A few varieties of screens, with or without lofts, may most conveniently be noticed here before dealing at greater length with the rood-loft and its accessories. Screens are met with which most certainly have had rood-lofts, the evidence of which is the existence of remains of the springers or ribs for the coved support of the loft on one or both sides of the screen, and the rough framework above, whence the rood-loft floor has been stripped. But no trace can be found in the church either of rood-loft staircase, doors thereto, or of corbels to support the rood-loft. Also the screen may not fit its place. Of course, in some instances, the rood-loft staircase may have been entirely concealed or taken away. But it is almost certain in other instances that the screen is not in its original church. Most probably an example of this is the _Ewerby_ screen, which is too wide for the chancel, and has evident traces of having had a rood-loft. This screen has in all likelihood come from the neighbouring priory of _Haverholme_. Very likely the same applies to the wooden screen in the north aisle of _Crowland Abbey_; it does not fit (has been removed eastwards within this century), has evidence of having had a rood-loft, and there are no signs of anything of the kind in that part of the church. It may have been the rood-screen in the nave, or the very one mentioned, of the year 1413, below. And at _Cadney_, near _Brigg_, is a screen said to have come from _Newstead on Ancholme_.

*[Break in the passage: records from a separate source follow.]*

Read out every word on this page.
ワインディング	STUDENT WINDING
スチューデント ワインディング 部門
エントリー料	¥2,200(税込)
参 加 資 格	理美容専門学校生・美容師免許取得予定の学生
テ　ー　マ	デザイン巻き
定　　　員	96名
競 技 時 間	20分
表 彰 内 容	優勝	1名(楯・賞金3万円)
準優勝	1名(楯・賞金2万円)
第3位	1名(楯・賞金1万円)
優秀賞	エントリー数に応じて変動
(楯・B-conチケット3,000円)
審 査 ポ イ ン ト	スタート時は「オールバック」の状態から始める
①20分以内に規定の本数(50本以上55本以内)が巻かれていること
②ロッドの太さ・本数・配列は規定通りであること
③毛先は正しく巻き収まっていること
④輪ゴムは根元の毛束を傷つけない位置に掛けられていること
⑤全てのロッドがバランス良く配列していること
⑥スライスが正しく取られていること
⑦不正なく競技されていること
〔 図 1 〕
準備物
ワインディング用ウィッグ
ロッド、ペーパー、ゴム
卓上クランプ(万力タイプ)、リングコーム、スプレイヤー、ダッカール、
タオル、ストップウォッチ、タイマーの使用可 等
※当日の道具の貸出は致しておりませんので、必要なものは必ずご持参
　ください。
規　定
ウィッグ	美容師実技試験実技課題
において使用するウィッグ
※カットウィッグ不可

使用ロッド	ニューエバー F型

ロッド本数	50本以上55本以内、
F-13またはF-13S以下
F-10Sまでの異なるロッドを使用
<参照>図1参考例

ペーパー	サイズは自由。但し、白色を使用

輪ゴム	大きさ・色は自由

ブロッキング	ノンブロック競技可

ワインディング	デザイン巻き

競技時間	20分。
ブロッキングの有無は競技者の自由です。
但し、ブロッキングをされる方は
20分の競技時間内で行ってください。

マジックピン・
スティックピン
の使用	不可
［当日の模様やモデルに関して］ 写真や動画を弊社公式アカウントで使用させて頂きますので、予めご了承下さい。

In other churches, on the contrary, we may find abundant evidence in the shape of rood-loft staircase and doors, and corbels, for the former existence of a rood-loft. The screen, too, may seem quite to fill its position and not show any trace of having had a rood-loft on it, and this not merely from having had the coving neatly removed (as may possibly have been the case in some churches), but by the style altogether of the upper portion of the screen. There is no coving, and therefore no pointed arch over the ogee between each upright, forming consequently a square-headed aperture instead of a pointed one.